What makes this culture so powerful is that it's given legal sanction through the NSW industrial relations system, which is unique in Australia.  Orders of the NSW Industrial Relations Commission cannot be appealed.  It overrides the authority of the High Court and NSW civil and criminal courts.  Unions are its authorised enforcers, with search, seizure and prosecution powers exceeding that of the police, tax and business regulation authorities.  This is the law in NSW.

The legal powers are all reaching beyond normal industrial relations matters to controlling commercial prices in the transport sector, overriding commercial leases and dictating who can tender for government work.  It controls construction work through agreement setting and links into town planning processes.

What is alleged to be an industrial relations system is in reality a legal mask for the delivery of power to NSW Labor.  It's awesome in its reach.

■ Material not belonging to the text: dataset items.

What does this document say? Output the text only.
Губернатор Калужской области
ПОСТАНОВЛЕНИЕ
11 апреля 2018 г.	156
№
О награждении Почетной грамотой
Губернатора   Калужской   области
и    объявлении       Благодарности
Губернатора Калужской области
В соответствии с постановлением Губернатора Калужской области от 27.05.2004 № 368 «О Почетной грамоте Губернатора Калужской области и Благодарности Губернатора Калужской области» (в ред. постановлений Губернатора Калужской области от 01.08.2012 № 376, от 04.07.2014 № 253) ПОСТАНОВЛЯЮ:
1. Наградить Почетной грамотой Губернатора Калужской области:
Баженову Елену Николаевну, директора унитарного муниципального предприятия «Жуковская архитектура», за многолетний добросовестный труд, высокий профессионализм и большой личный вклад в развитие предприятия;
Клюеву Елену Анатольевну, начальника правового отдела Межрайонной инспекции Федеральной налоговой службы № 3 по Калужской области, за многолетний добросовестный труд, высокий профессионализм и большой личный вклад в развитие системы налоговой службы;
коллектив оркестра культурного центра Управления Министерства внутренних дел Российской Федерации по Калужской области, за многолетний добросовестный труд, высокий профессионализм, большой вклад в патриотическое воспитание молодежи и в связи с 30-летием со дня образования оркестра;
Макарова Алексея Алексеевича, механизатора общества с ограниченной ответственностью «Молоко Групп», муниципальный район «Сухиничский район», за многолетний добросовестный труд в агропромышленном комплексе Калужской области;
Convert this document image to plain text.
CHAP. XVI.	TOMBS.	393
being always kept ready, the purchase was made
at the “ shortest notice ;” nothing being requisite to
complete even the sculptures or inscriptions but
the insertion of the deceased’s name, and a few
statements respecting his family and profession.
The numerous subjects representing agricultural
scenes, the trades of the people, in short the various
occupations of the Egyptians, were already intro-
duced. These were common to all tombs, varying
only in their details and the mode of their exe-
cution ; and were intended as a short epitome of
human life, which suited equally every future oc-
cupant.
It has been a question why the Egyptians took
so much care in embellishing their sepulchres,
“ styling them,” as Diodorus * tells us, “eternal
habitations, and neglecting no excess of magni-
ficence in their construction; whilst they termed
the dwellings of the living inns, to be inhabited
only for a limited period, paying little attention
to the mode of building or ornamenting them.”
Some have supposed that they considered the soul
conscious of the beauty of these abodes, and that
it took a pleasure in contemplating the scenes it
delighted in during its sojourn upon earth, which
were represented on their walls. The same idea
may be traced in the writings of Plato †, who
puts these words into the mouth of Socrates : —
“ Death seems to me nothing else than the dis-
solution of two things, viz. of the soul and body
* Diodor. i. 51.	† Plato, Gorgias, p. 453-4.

It's so powerful that it part-neuters Australia's competition watchdog, causing the competitive business environment in NSW to be corrupted.

Normal business regulation is overridden by the necessity to conform to the Labor machine.

It has taken total control of the administration of government in NSW, such that the parliamentary ALP is a government in name only.  This was demonstrated by the effective sackings of premier Morris Iemma and treasurer Michael Costa.  More significantly, the public service is controlled through a vast number of oversight committees on which only NSW Labor machine members sit.

The Labor committee and network process effectively controls the NSW government budget.  Reforms to the transport, education and health systems are frozen because any reform threatens vested labour interests within the organisations.

Great wealth has been delivered to some inside players.  Important NSW-based businesses depend on the system for their market power.  Individual fortunes have been built on it.

It's a power frequently reflected in the arrogant behaviour and even swagger of those at the top of the system.

This was demonstrated by the recent union raid on the desalination plant construction site under the cover of ministerial inspection.  Here the Labor machine is furious that a government-funded construction site is not NSW union controlled.  The site is subject to federal, not NSW, industrial relations laws.

This entrenched and unelected power structure in NSW assaults the very fundamentals of good society.  The failure to prosecute a union-owned labour hire company following the work-site deaths of three of its employees demonstrates how destructive of justice is this labour network.

What's happening in NSW is that many individual acts of corruption are being exposed.  The state's Independent Commission Against Corruption is swamped with work.  But the ICAC's powers do not extend to the systemic cause of the problem.

Corruption, dysfunctional government and the declining economy of NSW are all products of a Labor culture disconnected from normal moral reasoning.

Its extreme power is made possible because it has a mask of legal authority.